British sideshow performer

Garry Turner is a sideshow performer. He holds the current Guinness World Record for the stretchiest skin, caused by a serious form of Ehlers Danlos syndrome.

==Medical condition==

Turner was born with a severe form of Ehlers–Danlos syndrome (EDS), a rare disorder of the connective tissues.

The condition causes the collagen that normally strengthens the skin and determines its elasticity to become defective. As a result, Turner's skin is exceptionally elastic and his joints are hypermobile.

On 29 October 1999, Turner stretched the skin on his abdomen to 15.8 cm (6.25 in) in Los Angeles, setting the Guinness World Record for the stretchiest skin.
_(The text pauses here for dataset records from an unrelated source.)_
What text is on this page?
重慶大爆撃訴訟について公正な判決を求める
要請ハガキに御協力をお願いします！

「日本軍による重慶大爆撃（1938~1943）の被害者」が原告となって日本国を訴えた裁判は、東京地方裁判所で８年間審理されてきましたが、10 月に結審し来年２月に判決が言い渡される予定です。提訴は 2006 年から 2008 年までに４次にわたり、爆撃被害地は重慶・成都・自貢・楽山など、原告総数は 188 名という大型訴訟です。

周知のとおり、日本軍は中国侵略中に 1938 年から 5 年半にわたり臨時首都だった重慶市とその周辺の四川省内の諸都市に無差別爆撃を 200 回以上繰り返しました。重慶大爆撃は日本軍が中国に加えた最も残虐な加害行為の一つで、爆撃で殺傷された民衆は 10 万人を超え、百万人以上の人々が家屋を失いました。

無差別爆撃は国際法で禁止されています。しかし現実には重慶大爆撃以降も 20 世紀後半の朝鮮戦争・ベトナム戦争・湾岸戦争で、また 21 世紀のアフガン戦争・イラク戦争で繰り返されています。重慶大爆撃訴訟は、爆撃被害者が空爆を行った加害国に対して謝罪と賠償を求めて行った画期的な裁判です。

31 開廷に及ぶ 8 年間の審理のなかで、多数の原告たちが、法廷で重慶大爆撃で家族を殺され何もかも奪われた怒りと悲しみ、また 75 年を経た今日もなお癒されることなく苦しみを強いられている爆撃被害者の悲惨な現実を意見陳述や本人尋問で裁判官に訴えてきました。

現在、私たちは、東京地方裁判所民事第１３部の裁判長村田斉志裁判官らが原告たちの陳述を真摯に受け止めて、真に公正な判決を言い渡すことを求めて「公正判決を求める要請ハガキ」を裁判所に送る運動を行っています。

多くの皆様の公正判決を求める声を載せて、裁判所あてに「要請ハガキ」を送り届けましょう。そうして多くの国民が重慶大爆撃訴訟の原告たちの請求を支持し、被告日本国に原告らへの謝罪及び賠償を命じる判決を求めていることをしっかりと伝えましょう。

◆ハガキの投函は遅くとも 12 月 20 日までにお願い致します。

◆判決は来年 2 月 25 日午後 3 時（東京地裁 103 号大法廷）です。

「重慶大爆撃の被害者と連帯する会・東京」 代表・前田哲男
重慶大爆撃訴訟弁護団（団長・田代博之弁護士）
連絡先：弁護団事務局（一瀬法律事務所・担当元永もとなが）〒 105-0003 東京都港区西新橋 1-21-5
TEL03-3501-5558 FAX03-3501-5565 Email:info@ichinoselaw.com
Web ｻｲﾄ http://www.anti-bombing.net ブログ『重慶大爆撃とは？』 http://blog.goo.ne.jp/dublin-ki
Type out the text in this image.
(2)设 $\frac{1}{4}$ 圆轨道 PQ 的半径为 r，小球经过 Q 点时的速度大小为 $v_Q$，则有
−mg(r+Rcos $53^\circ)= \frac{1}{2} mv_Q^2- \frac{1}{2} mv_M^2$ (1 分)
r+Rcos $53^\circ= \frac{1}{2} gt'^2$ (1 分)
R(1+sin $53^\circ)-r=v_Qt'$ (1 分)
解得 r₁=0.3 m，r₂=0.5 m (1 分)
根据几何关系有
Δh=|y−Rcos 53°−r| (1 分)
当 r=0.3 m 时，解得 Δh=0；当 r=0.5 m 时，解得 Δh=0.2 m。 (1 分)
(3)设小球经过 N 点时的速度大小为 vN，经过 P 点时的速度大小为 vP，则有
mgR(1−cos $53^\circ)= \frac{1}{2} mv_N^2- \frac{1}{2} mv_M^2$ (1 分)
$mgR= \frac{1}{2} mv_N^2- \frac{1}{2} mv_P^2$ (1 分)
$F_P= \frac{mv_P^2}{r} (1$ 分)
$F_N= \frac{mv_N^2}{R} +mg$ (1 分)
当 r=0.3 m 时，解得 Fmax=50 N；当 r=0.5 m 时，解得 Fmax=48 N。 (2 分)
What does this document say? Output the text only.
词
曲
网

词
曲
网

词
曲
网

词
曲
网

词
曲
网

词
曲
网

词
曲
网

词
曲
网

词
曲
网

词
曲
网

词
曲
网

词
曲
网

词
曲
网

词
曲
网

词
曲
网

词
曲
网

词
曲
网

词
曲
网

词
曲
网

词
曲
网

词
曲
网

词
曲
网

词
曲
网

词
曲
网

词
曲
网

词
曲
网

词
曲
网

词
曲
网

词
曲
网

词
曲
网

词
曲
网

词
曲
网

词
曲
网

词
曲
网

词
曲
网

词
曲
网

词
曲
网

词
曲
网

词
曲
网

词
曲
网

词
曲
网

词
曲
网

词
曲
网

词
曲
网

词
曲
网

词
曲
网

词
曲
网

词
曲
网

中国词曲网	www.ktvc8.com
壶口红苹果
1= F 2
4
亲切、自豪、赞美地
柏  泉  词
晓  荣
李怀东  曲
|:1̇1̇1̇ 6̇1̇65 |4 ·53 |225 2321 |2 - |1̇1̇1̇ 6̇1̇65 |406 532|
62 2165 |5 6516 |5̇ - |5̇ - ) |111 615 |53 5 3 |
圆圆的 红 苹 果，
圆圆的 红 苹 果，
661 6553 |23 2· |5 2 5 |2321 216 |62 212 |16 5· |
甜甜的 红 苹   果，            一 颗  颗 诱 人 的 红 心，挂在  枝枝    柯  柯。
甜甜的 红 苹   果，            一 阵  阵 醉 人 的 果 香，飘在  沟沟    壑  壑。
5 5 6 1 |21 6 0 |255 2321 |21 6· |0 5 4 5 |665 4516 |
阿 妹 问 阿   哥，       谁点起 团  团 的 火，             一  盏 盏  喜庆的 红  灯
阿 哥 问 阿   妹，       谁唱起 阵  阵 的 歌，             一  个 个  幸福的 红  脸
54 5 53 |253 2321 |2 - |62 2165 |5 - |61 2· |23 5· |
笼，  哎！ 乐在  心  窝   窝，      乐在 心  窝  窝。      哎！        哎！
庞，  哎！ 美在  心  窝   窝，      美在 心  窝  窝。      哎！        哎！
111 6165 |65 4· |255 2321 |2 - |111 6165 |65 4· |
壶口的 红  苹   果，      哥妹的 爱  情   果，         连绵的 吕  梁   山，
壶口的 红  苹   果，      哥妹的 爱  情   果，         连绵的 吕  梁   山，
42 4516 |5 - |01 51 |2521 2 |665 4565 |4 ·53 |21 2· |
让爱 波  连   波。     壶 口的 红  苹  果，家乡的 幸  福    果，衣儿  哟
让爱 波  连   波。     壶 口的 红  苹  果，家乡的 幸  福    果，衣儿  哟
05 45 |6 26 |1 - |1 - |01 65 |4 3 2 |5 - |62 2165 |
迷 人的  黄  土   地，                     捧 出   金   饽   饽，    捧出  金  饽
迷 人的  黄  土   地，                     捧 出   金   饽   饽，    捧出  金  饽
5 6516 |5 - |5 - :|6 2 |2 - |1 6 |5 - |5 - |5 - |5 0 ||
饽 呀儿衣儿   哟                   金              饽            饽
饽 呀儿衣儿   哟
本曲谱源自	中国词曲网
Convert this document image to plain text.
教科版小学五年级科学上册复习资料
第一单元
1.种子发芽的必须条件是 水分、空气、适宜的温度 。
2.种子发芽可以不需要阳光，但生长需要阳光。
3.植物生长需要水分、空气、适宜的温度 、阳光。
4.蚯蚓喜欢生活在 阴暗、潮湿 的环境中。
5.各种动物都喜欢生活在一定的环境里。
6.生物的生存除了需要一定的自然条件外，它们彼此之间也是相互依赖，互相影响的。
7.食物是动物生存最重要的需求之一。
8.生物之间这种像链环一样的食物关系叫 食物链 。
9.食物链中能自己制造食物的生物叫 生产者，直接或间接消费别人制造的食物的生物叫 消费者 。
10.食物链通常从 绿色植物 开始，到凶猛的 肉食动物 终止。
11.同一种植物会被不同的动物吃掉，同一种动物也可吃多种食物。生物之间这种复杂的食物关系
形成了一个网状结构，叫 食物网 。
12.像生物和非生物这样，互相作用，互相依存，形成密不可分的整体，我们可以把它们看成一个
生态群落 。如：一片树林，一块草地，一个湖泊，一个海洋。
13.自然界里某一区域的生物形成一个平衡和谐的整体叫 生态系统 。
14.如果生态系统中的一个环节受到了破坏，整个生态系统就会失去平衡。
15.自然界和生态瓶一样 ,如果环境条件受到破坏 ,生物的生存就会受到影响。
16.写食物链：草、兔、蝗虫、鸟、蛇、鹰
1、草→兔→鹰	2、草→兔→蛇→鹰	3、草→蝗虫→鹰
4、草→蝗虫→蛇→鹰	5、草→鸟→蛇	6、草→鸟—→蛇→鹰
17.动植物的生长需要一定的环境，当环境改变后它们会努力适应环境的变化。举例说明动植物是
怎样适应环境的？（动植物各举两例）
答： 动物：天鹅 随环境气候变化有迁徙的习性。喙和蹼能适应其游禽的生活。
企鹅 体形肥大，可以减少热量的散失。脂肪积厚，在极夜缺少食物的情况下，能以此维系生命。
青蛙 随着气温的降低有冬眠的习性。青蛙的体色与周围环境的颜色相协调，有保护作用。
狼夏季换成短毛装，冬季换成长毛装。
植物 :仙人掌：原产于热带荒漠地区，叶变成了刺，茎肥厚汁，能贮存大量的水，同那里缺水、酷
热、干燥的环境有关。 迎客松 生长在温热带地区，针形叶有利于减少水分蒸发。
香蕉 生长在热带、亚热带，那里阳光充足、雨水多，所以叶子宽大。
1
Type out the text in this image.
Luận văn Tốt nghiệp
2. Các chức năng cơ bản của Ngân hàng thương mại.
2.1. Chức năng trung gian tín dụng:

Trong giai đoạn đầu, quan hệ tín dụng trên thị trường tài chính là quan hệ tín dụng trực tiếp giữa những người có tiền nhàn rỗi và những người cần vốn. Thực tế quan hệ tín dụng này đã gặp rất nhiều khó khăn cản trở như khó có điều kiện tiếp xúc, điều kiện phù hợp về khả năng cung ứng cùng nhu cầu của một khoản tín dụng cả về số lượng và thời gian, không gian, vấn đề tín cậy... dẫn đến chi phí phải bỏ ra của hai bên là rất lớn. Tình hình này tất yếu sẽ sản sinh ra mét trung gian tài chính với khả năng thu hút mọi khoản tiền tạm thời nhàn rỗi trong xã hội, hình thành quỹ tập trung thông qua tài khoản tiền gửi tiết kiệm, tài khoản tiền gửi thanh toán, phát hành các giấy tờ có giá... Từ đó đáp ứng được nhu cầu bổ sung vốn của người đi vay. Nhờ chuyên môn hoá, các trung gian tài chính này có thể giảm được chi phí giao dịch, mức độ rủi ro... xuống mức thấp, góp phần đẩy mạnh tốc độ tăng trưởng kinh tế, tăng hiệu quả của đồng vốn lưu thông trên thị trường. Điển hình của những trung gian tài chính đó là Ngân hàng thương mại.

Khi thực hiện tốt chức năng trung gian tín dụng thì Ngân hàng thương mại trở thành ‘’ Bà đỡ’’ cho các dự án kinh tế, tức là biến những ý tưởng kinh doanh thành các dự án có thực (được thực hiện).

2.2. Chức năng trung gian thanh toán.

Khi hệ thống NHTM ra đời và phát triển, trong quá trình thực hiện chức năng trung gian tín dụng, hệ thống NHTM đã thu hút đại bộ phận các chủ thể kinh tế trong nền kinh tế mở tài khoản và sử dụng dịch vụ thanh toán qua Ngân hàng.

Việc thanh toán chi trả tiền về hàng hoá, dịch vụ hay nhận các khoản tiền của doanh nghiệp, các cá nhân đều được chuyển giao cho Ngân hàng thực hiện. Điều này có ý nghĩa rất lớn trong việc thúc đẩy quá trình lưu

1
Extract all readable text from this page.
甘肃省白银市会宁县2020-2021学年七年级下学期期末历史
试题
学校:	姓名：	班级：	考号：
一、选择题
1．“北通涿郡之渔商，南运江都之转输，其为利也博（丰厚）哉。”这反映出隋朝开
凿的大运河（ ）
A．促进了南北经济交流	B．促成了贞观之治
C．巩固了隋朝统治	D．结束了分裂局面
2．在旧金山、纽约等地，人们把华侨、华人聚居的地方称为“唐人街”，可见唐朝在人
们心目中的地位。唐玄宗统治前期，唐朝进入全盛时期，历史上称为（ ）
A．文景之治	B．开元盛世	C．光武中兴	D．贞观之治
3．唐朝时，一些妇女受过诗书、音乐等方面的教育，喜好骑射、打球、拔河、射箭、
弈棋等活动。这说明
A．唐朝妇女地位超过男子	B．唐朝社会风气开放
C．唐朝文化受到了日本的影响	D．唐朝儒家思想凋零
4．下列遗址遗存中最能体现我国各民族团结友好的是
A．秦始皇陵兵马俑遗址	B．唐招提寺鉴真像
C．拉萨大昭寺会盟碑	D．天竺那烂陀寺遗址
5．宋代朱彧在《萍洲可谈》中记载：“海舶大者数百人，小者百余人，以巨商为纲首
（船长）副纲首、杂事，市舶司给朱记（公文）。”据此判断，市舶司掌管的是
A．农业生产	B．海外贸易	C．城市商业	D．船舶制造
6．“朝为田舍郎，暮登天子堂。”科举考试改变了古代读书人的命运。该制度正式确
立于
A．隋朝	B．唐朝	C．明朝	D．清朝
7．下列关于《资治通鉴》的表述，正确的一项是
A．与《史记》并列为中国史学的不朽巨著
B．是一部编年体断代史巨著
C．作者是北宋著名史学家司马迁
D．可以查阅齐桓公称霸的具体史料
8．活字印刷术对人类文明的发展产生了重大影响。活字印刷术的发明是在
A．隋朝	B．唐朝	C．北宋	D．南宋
He has held the record ever since.

==Career==

Since 2002, Turner has performed professionally as a sideshow performer under the stage name "Stretch". For more than two decades, his act has centred on demonstrating the extraordinary elasticity of his skin, a consequence of the severe form of Ehlers–Danlos syndrome with which he was born. Turner has said that he chose a career in sideshow performance to embrace what made him different.

During his career, Turner has performed with the Circus of Horrors, one of Britain's best-known contemporary horror circus productions, and with the Royal Family of Strange People, a troupe of unusual performers that appeared at the London Wonderground festival.

In addition to his live performances, Turner has appeared on television and in film. He was featured in an episode of Ripley's Believe It or Not!, where his skin elasticity was presented as one of the programme's unusual human feats. He later appeared in the short film He Took His Skin Off For Me.

For more than 25 years, Turner has held the Guinness World Record for the stretchiest skin. Through his performances and media appearances, he has helped raise public awareness of Ehlers–Danlos syndrome.